Kim's Blogs

September Mourn 10 Year Anniversary

 -My darling New York friend, Elizabeth Cassidy , wrote the poem / prayer below after the terrorist attacks in New York City & the Entire World.

 Please take a moment to Read, Remember,  Reflect  &  Pray.   Never Forgotten.  Always Remembered. 

I wrote this poem after September 11, 2001. It felt like my heart was ripped apart, my innocence was lost….and 10 years later, the pain still feels raw and exposed.  I don’t understand that kind of hate.—-Elizabeth Cassidy

9/11 Attacks





I love NY.

I am your shops and delis on the avenues.

I am the bright lights and the out of work actors.

Seeking fame and fortune on Broadway, too.

I am the concrete, the colors, the sounds and the aromas.

All wrapped up as fine art.

I am this magnificent city’s heart.                                                                                  

I keep this city going and glowing.

Downtown readings and swinging with my baby uptown.

Where we can cry at each other’s words and dance on each other’s feet.

But we never miss a beat.

I love NY.

I am the lucky few with townhouses that come with breathtaking views.

From the Big Apple’s museums to its Central Park Zoo.

I sleep on subway grates for I am the poor.

With faces you have never seen before.                                                            

But I will be there to comfort you.

Because that is what New Yorkers do.

I claim this land to be my very own.

And thank God every night.

That this is my home.

I love NY.

Yellow and black.

Mr.
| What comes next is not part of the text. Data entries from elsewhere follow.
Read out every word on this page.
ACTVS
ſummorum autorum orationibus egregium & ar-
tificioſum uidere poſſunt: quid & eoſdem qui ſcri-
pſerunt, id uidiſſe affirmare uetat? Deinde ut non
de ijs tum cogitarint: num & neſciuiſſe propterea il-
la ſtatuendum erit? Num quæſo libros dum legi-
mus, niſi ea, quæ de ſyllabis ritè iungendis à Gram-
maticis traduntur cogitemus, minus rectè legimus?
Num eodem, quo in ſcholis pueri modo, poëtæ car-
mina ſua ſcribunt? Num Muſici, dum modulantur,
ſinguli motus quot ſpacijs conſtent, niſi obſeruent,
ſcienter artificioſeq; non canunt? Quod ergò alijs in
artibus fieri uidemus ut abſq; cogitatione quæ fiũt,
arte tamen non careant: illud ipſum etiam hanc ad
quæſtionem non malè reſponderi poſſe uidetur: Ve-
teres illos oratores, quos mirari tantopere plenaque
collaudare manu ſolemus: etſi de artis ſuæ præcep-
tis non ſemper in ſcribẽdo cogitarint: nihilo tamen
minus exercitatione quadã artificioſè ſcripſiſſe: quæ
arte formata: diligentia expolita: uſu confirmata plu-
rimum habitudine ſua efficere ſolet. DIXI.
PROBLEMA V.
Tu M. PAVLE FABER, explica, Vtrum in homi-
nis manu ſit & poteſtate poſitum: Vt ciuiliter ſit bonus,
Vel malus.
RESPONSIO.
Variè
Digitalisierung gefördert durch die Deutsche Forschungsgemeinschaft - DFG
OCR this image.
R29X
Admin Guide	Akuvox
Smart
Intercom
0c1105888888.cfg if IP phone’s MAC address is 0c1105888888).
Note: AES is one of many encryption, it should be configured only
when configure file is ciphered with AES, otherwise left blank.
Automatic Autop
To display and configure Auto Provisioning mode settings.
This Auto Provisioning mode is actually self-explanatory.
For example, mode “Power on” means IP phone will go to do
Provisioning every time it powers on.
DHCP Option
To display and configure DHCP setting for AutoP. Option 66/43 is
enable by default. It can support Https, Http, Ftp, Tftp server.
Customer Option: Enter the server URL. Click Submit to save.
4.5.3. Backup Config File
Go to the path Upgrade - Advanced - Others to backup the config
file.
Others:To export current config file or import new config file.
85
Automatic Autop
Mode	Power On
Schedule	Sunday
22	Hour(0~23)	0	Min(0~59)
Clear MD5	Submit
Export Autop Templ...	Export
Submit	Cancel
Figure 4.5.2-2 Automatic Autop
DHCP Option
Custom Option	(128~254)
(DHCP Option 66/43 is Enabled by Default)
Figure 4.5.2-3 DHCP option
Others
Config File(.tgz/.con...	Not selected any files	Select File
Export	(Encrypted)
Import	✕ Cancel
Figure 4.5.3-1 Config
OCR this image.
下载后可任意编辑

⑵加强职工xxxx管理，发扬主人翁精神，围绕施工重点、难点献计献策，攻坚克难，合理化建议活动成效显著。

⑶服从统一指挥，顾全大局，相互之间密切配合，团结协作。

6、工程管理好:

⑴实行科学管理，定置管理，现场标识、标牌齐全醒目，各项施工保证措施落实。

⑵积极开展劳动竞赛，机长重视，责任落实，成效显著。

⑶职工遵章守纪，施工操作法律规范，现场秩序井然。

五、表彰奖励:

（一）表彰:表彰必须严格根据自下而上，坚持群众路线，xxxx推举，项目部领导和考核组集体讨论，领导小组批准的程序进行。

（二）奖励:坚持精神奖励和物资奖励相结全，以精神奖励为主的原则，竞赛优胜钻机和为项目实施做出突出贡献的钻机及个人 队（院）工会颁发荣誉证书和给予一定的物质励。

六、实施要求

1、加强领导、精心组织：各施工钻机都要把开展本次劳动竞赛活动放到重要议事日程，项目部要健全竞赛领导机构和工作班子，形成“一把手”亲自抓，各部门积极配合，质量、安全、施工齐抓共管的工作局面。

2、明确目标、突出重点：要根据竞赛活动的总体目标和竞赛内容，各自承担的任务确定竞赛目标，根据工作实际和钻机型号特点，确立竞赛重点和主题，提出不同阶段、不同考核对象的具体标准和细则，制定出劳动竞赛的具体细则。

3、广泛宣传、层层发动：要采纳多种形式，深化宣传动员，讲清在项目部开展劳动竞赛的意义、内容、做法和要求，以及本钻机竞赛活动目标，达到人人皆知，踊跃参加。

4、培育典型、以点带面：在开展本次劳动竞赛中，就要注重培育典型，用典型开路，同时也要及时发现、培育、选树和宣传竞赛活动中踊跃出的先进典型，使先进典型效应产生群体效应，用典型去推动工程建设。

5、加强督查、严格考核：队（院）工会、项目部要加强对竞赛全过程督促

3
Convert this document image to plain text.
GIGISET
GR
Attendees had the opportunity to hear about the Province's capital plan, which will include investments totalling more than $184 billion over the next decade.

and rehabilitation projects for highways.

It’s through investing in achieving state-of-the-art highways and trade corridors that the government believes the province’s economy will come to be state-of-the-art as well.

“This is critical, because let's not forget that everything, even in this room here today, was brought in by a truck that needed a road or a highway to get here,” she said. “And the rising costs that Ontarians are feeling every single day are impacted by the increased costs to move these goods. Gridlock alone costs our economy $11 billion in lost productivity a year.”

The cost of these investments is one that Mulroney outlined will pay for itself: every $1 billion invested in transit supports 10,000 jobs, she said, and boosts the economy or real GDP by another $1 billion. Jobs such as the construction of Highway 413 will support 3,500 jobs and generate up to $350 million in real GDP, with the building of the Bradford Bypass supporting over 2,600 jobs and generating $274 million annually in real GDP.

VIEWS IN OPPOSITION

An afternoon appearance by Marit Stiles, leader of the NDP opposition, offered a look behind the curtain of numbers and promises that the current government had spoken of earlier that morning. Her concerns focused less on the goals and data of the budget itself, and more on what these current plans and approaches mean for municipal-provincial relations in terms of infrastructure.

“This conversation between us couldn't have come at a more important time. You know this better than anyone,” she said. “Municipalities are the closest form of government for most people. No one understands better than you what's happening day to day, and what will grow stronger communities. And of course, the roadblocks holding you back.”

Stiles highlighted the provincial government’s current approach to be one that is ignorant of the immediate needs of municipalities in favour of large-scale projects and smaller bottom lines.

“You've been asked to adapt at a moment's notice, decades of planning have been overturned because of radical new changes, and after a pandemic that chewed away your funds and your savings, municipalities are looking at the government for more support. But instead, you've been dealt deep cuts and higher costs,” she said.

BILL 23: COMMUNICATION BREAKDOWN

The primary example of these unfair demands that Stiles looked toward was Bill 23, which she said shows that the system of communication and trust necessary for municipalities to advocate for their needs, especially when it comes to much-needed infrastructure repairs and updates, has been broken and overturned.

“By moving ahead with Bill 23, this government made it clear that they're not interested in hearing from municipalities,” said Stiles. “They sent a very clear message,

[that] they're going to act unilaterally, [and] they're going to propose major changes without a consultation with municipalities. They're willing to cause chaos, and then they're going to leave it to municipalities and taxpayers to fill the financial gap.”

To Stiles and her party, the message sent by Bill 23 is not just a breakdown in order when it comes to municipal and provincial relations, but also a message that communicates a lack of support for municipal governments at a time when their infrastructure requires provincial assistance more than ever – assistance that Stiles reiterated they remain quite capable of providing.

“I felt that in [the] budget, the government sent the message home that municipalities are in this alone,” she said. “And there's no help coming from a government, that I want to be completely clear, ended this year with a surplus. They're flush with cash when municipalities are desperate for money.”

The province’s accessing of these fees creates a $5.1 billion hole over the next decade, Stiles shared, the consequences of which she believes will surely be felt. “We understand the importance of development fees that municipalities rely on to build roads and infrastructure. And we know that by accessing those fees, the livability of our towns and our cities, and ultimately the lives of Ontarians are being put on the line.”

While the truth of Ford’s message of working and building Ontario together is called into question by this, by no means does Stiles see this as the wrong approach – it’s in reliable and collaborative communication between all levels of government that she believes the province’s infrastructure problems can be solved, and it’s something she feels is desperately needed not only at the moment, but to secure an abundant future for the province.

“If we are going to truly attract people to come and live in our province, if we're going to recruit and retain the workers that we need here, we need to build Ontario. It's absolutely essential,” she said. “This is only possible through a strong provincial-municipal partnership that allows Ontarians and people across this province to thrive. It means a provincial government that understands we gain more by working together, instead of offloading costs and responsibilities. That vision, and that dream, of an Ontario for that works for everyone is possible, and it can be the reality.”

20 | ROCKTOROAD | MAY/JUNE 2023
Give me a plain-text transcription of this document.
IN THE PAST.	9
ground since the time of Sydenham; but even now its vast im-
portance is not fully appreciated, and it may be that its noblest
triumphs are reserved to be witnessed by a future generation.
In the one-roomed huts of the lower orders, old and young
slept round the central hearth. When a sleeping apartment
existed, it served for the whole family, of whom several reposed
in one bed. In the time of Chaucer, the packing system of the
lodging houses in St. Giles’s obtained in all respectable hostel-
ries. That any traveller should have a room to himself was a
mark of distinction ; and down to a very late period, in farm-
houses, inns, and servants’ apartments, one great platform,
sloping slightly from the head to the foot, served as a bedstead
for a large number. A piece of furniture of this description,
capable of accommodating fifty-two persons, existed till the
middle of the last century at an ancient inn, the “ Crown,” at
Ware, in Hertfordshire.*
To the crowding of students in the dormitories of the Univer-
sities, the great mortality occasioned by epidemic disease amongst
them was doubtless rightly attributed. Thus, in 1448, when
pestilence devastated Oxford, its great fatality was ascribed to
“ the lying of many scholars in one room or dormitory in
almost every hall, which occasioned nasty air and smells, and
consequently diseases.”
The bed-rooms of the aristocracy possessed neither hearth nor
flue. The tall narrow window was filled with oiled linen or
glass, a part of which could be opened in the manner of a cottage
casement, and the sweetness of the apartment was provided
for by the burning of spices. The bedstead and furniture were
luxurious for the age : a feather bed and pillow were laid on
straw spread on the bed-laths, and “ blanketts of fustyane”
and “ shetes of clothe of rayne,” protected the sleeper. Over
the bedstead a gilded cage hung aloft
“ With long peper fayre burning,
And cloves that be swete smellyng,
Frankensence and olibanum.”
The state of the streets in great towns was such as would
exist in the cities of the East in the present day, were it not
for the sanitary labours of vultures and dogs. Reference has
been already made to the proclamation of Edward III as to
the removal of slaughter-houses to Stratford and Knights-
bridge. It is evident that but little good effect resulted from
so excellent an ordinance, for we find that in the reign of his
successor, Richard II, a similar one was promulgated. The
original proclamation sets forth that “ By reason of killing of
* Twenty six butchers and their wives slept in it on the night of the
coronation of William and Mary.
Cabbie, please take me back.

To when only stars fell from the Manhattan sky.

Run the next light, lay on your horn.

Get me away from the city that I will come to mourn.

I beg you, Mr. Cabbie, give me back New York City.

Please, Mr. Cabbie, show me a little pity.

There’s a big tip in it for you if you can.

Take me back to Monday, September 10.—-Elizabeth Cassidy.

———Dear, Reader,  where were you when you heard the news that Hell had arrived in America?  Is there anything you’d like to ask Elizabeth?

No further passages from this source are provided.